Pervasive public interest in “road rage” has led to a proliferation of websites and blogs that attempt to serve a variety of functions from helping upset drivers vent their anger to electronic vigilantism in which users can report the locations, car makes, and license plate numbers of offending drivers (“PlateRage.com”). Another website offers books of flip-cards with large print—and mostly obscene—statements that tell drivers how their road behavior is affecting the card-waving driver (“RoadRageCards.com”).
Road rage is not unique to America and has been the topic of a great deal of media, research, and government attention in numerous countries across the globe including the United Kingdom, the Philippines, India, Israel, China, South Africa, Saudi Arabia, and Australia. In the U.S. alone, legislation to counter aggressive driving and road rage has been passed in more than one-third of the states and governments around the world have made various levels of legislative commitment to managing this problem.
The term “road rage” is a relatively new one, reportedly coined by the media itself in 1988, possibly in response to the much-publicized seemingly viral progression of destructive acts of road violence in Los Angeles in the early 1980’s. The phrase “road rage” was only introduced officially into the English language in 1997 and did not appear in social science literature until 1998. The first U.S. Congressional hearing on the issue was not conducted until 1997.
However, considering that driving has been a part of American culture since Henry Ford invented the Model T in 1908, it is safe to assume that road rage—or any form of aggressive and violent behavior on the roads—followed not too long after. In fact, researchers in fields such as transportation, public safety, and psychology have been working to understand and address the problem of dangerous roadway behaviors for more than half a century.

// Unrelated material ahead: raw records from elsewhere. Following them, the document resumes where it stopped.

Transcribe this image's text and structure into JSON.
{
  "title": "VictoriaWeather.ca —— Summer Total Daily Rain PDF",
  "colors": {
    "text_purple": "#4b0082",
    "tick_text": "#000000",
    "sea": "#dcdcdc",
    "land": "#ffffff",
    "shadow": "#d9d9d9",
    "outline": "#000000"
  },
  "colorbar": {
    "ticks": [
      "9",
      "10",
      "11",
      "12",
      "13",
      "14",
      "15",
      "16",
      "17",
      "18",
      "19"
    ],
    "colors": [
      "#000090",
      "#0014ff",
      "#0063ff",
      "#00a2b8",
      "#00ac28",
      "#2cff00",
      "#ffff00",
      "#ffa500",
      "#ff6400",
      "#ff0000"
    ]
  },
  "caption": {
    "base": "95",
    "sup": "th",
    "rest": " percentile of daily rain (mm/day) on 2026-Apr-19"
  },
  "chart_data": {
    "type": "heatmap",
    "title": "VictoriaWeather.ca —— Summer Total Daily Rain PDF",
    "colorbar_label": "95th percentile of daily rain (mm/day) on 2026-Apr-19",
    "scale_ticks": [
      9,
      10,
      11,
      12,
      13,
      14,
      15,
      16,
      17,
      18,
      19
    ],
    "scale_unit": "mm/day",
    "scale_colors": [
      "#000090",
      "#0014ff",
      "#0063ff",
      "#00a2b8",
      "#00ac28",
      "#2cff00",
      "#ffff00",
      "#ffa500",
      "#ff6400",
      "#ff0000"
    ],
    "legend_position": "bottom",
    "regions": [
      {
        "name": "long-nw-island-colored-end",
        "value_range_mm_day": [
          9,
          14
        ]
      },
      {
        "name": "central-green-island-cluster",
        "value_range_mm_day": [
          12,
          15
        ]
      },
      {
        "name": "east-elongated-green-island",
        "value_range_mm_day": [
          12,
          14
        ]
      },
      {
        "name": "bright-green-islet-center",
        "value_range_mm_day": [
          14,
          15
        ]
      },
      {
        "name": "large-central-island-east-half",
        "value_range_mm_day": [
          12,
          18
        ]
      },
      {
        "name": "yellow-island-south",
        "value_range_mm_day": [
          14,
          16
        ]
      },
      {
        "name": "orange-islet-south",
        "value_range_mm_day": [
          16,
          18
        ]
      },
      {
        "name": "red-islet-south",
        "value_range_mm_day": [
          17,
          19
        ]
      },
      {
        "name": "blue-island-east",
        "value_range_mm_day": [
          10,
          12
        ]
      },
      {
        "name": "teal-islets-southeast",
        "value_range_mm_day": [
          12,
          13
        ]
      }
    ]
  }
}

For references of road rage prior to the invention of the modern automobile, one can look as far back as 420 B.C.E. for Sophocles’ fictional reference to the right-of-way dispute that led to Laius’ death at the hands of Oedipus. One of the first non-fictional references to road rage involves the poet Lord Byron who reportedly was involved in numerous roadway confrontations, one of which resulted in him causing bodily injury to the alleged perpetrator.
The relatively recent popularity of the specific term “road rage” is thought by many to be the result of growing media “hype.” Road rage publicity not only brought the phrase into western vernacular but most likely enhanced public perception of the prevalence and level of threat of the phenomenon, creating a priming and contagion affect that may foster aggressive retaliatory acts by some drivers.